20 brave locals battled rain-storm to attend Public Meeting at Uraidla

Last night more than 120 locals attended a public meeting at the Uraidla Football Club, convened by local state member Vickie Chapman MP. 

The meeting was convened as a result of the expressed concerns from the community about the new Air Quality policy introduced by the State government, this year’s NRM levy charges and an update from the State Budget on waste regulations.

After Vickie Chapman gave a brief update and called for any discussion on roads or other local issues the meeting largely concentrated on the new Air Quality policy. Neither Minister Ian Hunter or any representatives from the EPA attended, although invited. Professor Chris Daniels, Presiding Chair of the NRMB also sent an apology.


In particular, concerns included:

The effect on responsible ‘cold burning’ by the implementation of a permit system. The capacity of Adelaide Hills Council to process and issue permits, particularly in the
weeks before fire-bans were imposed (1 December 2016). (AHC confirmed there were only three council members for the whole area).

The lack of justification to have a permit system at all, particularly as there is no current threat of air-pollution or identified and disclosed threshold that would result in intervention by the EPA.
The need for permits to be over a time period (ie 1-3 weeks) so the landholder could work with weather conditions.

The concern that wood-burning in the outdoors was restricted and the requirement to
use charcoal
completely unnecessary and unreasonable.
Lack of notice in the consultation period, including a regime of offences, resulting in substantial penalties, including Burning Without a Permit, a Category B offence, can result in a fine of up to $4000 and the Burning of Prohibited Substances, a Category A offence can result in a fine of up to $30,000.

Representatives from the Adelaide Hills Council staff provided valuable feedback on the task ahead of them and were pleased to hear from the community.

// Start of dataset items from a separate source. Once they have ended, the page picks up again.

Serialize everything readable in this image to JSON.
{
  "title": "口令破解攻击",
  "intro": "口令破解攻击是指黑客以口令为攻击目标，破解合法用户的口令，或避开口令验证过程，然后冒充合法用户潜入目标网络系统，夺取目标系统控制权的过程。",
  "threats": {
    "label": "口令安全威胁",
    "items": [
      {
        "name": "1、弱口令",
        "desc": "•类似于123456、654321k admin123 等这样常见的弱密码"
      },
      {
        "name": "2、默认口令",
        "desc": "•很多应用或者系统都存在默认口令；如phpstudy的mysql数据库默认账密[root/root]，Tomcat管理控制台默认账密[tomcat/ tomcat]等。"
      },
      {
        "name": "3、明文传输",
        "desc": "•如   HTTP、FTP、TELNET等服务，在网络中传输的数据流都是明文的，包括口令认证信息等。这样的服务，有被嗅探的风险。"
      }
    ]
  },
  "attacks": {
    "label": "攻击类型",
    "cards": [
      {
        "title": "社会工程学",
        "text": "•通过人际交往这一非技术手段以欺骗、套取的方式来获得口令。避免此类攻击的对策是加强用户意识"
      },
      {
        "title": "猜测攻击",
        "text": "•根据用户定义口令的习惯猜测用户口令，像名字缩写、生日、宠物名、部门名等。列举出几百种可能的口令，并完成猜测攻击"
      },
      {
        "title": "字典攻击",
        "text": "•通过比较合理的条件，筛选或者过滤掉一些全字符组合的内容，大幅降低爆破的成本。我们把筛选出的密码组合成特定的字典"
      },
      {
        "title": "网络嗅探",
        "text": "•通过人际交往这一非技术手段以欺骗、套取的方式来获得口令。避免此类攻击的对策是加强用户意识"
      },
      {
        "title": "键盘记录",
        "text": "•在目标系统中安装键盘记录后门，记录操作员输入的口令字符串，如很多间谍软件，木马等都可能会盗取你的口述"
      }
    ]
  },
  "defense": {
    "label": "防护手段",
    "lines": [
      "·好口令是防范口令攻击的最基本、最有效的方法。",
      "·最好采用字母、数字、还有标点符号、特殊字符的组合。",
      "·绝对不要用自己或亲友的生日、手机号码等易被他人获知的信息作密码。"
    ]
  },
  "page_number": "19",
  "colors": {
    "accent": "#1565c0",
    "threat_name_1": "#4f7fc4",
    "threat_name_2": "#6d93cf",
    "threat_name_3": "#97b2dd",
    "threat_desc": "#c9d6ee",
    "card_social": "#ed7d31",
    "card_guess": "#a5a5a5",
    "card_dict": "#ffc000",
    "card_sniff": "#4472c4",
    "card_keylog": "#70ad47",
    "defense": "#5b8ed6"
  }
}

Fortunately, the requirements for permits outside townships will now not be enforced until 1 April 2018.

“At least this will give both the council and the public an opportunity to discuss this further, before these conditions are imposed by the government, via the Environment Protection Authority,” said Ms Chapman.

“At this stage there appears to be no justification for imposing the new burn-off rules and add to the bushfire hazards and risks, if land owners find it all too difficult.

“The EPA and Adelaide Hills Council say there is no fee applicable to the permit process but the time spent and expense incurred by the whole process will come at a cost and eventually we all know who will have to pay.

“How three workers at the Adelaide Hills Council can attend, inspect, process and approve and then supervise up to thousands of applications is unrealistic and the ratepayers will inevitably be left with the mess or face prosecution by the EPA if they fail to comply.

“Common sense has been thrown out the window by these changes.


“The NRM Land Levy has increased this year by 3.6%, way above the CPI and programs have been slashed by $1.5 million to accommodate Minister Hunter’s direction that planning and administration costs of his Department have to be reimbursed.

“This is a blatant cost-shifting measure and the local levy payers pay the price of the governments mismanagement of money.

“There is no increased water levy for 2016-17, which is fortunate given the outrageous increases last year.


“The impact of the State government’s waste reform and compliance announcement in the State Budget, including the proposed recording the flow of all waste material through waste facilities, enabling the collection of levy for waste that exceeds storage levels and time limits” (page 47 of the Budget Measures Statement) are yet to be detailed by the State government.

“The recording and metering of waste storage from sewerage tanks to waste water management and solid waste operators needs to be disclosed as this will impact residents, small business operators, primary producers, councils and private waste management operators,” Ms Chapman said.